Researchers at MRC Harwell, alongside their colleagues at Université de Strasbourg and Great Ormond Street Institute of Child Health, have published a review in Molecular Therapy. The review explores the reliability and challenges of genome editing application in both research and in clinic.
Genome editing (GE) has revolutionised biomedical research. GE tools induce a break in the double-stranded DNA which gives researchers the ability to add, remove or alter the genetic material of an organism. These tools are promising as they are currently being developed for potential therapies for a number of diseases. However, the precision of these tools remains uncertain and there are a range of challenges which need to be considered before they are widely used in clinic.
This review paper identified the various challenges and risks associated with GE and discussed their implications and potential solutions.

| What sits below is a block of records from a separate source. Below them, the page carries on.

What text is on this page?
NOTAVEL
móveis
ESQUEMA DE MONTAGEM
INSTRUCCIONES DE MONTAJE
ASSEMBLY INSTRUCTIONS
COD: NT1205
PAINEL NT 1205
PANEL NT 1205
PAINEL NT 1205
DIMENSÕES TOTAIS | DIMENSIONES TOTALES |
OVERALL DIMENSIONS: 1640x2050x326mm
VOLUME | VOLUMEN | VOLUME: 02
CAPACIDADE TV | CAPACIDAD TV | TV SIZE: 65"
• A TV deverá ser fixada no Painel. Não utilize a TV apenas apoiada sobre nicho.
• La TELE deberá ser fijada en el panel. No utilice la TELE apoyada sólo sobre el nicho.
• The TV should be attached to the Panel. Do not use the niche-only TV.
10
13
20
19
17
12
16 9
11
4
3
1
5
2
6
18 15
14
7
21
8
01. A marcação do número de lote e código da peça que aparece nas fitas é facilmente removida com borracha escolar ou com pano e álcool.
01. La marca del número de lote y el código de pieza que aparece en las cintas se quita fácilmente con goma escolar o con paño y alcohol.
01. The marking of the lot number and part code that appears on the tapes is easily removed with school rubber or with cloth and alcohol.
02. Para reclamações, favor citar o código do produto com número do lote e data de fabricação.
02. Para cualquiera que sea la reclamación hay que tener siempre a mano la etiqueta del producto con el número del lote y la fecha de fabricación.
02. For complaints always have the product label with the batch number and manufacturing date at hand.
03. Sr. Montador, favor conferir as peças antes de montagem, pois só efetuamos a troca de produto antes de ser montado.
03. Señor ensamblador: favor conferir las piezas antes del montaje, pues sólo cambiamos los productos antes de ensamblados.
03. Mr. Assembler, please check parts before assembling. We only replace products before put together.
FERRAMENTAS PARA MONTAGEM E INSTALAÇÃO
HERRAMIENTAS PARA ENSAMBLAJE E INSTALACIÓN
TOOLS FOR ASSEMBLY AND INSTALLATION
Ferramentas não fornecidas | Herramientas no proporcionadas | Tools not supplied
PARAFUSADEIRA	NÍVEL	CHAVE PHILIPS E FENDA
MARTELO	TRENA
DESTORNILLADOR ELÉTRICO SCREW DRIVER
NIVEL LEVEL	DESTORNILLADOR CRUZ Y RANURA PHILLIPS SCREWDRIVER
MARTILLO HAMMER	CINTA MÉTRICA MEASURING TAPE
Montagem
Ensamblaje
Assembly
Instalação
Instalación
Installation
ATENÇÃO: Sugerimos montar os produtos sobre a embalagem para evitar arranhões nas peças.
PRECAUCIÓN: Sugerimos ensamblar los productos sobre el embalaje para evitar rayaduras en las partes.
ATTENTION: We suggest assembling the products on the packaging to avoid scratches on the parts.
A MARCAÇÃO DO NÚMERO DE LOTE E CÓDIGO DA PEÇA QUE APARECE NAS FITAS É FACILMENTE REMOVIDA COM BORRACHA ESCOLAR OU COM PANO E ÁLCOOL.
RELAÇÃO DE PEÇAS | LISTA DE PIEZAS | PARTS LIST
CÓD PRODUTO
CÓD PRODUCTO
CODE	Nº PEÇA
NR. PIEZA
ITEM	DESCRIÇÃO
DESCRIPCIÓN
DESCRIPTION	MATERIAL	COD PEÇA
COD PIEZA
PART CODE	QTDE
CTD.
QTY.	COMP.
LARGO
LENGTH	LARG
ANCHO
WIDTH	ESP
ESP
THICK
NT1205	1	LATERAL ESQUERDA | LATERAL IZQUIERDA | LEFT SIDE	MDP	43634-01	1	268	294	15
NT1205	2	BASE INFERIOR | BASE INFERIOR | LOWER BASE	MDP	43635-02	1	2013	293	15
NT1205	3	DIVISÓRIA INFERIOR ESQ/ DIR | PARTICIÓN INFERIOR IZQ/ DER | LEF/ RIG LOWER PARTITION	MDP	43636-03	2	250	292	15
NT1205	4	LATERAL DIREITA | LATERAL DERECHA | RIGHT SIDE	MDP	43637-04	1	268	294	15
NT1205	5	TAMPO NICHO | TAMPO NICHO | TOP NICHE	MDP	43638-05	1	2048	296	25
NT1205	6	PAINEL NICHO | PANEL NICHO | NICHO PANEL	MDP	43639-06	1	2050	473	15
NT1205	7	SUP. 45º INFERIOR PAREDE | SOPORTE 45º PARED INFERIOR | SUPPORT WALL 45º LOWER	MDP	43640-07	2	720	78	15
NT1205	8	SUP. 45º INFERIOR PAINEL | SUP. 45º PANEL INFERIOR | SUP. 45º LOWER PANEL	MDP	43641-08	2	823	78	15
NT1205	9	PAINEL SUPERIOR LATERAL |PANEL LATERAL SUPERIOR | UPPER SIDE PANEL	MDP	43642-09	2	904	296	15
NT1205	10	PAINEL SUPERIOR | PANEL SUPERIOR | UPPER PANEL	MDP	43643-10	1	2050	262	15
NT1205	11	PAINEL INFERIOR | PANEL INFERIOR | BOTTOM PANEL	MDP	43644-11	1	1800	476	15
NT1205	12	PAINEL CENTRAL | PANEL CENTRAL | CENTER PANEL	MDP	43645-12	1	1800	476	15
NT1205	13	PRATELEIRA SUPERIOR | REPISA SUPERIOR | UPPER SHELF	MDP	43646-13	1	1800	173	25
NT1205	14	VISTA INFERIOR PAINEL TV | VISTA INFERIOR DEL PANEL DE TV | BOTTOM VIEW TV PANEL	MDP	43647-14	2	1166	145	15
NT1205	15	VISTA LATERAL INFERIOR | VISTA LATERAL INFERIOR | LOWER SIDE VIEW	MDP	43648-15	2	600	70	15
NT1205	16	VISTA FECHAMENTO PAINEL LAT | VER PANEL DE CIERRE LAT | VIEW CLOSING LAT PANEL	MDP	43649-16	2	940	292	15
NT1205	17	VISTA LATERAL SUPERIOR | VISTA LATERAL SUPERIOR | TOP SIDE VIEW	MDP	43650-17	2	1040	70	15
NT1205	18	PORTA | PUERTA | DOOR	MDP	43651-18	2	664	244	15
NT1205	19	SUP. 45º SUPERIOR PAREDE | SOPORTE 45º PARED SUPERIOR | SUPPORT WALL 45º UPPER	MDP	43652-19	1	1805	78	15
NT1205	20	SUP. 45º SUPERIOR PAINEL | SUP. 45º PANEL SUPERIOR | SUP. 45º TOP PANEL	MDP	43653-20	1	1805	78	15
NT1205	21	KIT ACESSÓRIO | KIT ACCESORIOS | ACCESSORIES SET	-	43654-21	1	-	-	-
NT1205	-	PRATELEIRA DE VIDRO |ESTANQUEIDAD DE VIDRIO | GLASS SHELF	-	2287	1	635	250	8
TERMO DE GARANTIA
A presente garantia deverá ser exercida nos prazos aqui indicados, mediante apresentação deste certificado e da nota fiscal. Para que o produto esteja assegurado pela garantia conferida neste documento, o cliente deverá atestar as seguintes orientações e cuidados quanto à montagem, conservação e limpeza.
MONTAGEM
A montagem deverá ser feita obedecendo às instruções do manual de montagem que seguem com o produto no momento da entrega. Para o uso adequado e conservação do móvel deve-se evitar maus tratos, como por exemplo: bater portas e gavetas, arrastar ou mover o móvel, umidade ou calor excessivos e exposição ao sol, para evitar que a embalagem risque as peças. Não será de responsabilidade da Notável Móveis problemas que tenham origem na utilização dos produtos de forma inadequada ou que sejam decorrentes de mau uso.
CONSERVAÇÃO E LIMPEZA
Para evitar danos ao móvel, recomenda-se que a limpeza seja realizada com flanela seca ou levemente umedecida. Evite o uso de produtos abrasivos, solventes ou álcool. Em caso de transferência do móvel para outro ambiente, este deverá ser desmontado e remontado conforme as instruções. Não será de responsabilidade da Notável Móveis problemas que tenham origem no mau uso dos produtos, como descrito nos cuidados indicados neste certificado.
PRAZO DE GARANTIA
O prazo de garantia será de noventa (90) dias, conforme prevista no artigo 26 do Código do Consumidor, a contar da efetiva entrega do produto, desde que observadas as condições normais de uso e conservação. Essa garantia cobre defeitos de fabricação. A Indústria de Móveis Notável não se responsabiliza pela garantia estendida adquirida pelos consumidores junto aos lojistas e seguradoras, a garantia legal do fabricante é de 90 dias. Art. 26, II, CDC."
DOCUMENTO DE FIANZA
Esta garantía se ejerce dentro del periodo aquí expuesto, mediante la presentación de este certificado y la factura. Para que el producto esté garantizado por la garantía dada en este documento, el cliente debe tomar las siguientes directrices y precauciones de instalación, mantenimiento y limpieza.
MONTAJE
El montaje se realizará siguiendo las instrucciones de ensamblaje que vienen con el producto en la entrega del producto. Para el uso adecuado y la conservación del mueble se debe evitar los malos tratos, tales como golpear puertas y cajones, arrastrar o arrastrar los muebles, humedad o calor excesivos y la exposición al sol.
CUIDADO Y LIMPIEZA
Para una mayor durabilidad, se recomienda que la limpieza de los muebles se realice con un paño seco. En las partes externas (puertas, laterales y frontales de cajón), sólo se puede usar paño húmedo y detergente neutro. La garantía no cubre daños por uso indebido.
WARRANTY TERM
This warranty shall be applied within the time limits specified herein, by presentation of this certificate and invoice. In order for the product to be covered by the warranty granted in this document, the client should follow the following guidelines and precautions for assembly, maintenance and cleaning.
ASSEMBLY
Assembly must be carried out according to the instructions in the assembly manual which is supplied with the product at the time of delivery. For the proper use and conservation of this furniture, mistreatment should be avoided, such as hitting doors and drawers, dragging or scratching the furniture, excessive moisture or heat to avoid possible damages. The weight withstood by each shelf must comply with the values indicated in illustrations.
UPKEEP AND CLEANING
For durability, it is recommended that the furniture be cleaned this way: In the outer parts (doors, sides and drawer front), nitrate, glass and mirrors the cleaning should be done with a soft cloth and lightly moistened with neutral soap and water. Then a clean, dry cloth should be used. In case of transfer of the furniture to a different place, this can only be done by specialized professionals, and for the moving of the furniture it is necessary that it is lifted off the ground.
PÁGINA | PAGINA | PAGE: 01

The paper discussed a benefit:risk threshold; identifying that the benefits of a cure or treatment need to be considered alongside a risk analysis before clinical practices can be safe. The risks associated were identified as the potential for on and off target genetic alterations, the risks associated with various delivery methods and the difference in outcomes of GE across various contexts, for example, different cell types.
The risks associated with this mechanism include off-target effects as well as, and more commonly, local genetic rearrangement at on-target sites, which could result in various new mutations. The unwanted consequences of using these tools need to be assessed in research across various contexts in order to ensure safety and guide their use in clinic.
In addition, the review also discussed the impact of the context of application and delivery mechanism as an important factor to consider. Each combination of context and delivery mechanism pose their own challenges but sometimes also offer solutions, and the safety of each must be validated before use in a clinical setting. The variability of GE across cell and organ types can be assessed within research to inform their use in clinics, however, clinical trials are also required for full assessment of the reliability of GE therapies.
Lydia Teboul, an author on the paper, comments:
“The initial expectation for Genome Editing as a perfectly precise technology had placed the bar at an impossibly high level. We cannot decide the risk attached to any category of genome editing tools as a whole. Each design needs to be evaluated for each intervention, whether it is as a research model or in clinic.”